Embora a prestação interna tenha sido notável, com o Real Madrid a sagrar-se campeão espanhol com mais 13 pontos do que o Barcelona, a época de Benzema ficou claramente marcada pela Liga dos Campeões. Os merengues até perderam com o Sheriff na fase de grupos, vencendo as cinco jornadas restantes para ficar no primeiro lugar, e daí para a frente realizaram um registo quase brilhante em que o avançado francês foi crucial.
Nos oitavos de final, na segunda mão contra o PSG, fez três golos em 17 minutos e tornou-se o mais velho de sempre a assinar um hat-trick na Liga dos Campeões. Nos quartos de final, na primeira mão contra o Chelsea, fez mais um hat-trick e marcou mais um golo decisivo já na segunda partida. Nas meias-finais, apontou mais três golos na eliminatória contra o Manchester City. Faltou o golo na final de Paris, contra o Liverpool — mas os 15 que marcou ao longo de toda a competição foram suficientes para o ajudar a ultrapassar Thierry Henry e tornar-se o maior goleador francês de sempre, resgatando também o prémio de Melhor Jogador do Ano para a UEFA.

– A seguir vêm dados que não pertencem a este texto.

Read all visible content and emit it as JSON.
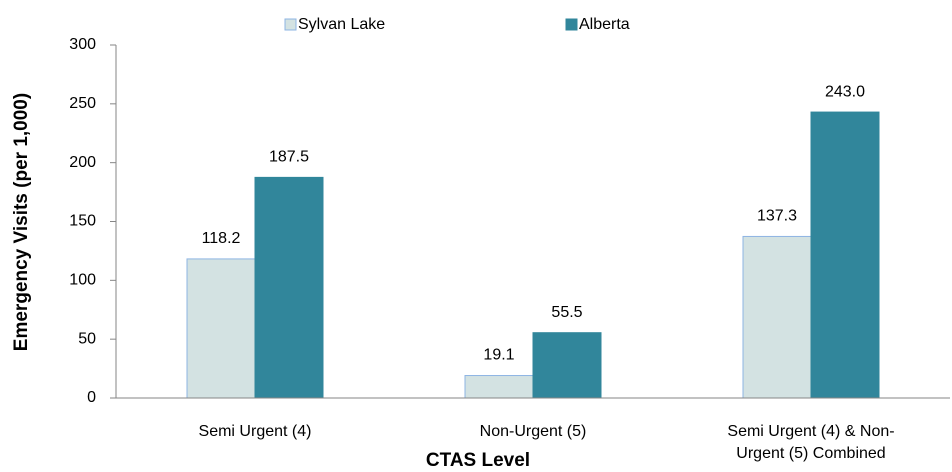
{
  "chart_data": {
    "type": "bar",
    "x_label": "CTAS Level",
    "y_label": "Emergency Visits (per 1,000)",
    "categories": [
      "Semi Urgent (4)",
      "Non-Urgent (5)",
      "Semi Urgent (4) & Non-Urgent (5) Combined"
    ],
    "series": [
      {
        "name": "Sylvan Lake",
        "color": "#d3e2e2",
        "border": "#8eb4e3",
        "values": [
          118.2,
          19.1,
          137.3
        ],
        "value_labels": [
          "118.2",
          "19.1",
          "137.3"
        ]
      },
      {
        "name": "Alberta",
        "color": "#31869b",
        "border": "#31869b",
        "values": [
          187.5,
          55.5,
          243.0
        ],
        "value_labels": [
          "187.5",
          "55.5",
          "243.0"
        ]
      }
    ],
    "ylim": [
      0,
      300
    ],
    "yticks": [
      0,
      50,
      100,
      150,
      200,
      250,
      300
    ],
    "grid": false
  }
}
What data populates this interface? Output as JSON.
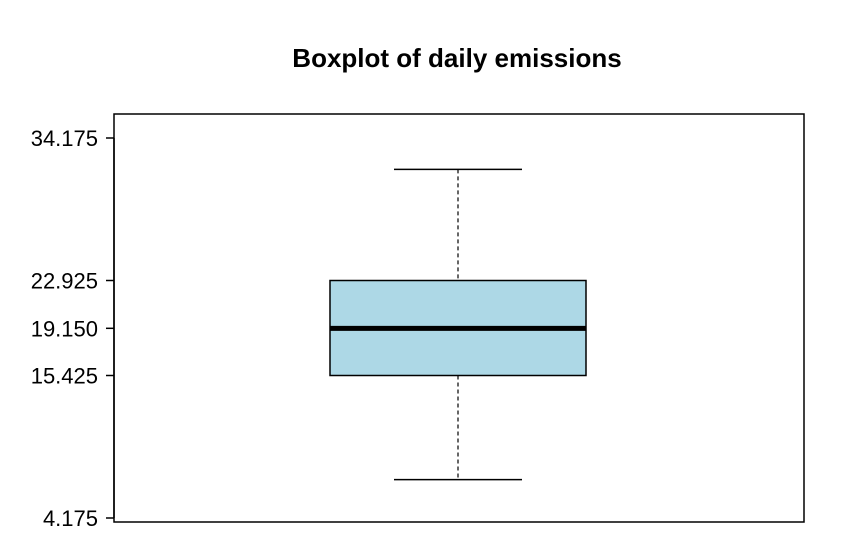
{
  "chart_data": {
    "type": "boxplot",
    "title": "Boxplot of daily emissions",
    "xlabel": "",
    "ylabel": "",
    "grid": false,
    "yticks": [
      34.175,
      22.925,
      19.15,
      15.425,
      4.175
    ],
    "ytick_labels": [
      "34.175",
      "22.925",
      "19.150",
      "15.425",
      "4.175"
    ],
    "box": {
      "whisker_low": 7.2,
      "q1": 15.425,
      "median": 19.15,
      "q3": 22.925,
      "whisker_high": 31.7
    },
    "ylim": [
      4.175,
      34.175
    ],
    "colors": {
      "box_fill": "#add8e6",
      "stroke": "#000000"
    }
  }
}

Bola de Ouro. “Não houve um jogador tão dominante como Benzema”
Com a Bola de Ouro deste ano a dizer respeito à temporada 2021/22 (e não ao ano civil, como acontecia até aqui), dificilmente existiria competição para Karim Benzema. Lewandowski fez mais golos, Mané chegou à final da Liga dos Campeões e venceu a CAN, Mbappé também ganhou a Liga das Nações — mas ninguém fez o que o avançado francês conseguiu fazer.
Agora, Benzema é o melhor jogador do mundo depois de nunca ter ficado sequer no top 3 em anos anteriores. Agora, Benzema é o quinto francês a ganhar a Bola de Ouro depois de Platini, Kopa, Zidane e Papin. Agora, Benzema é o sétimo jogador do Real Madrid a receber o galardão, numa lista que inclui Figo e Ronaldo. Agora, o bad boy chegou onde nunca ninguém achou que poderia chegar.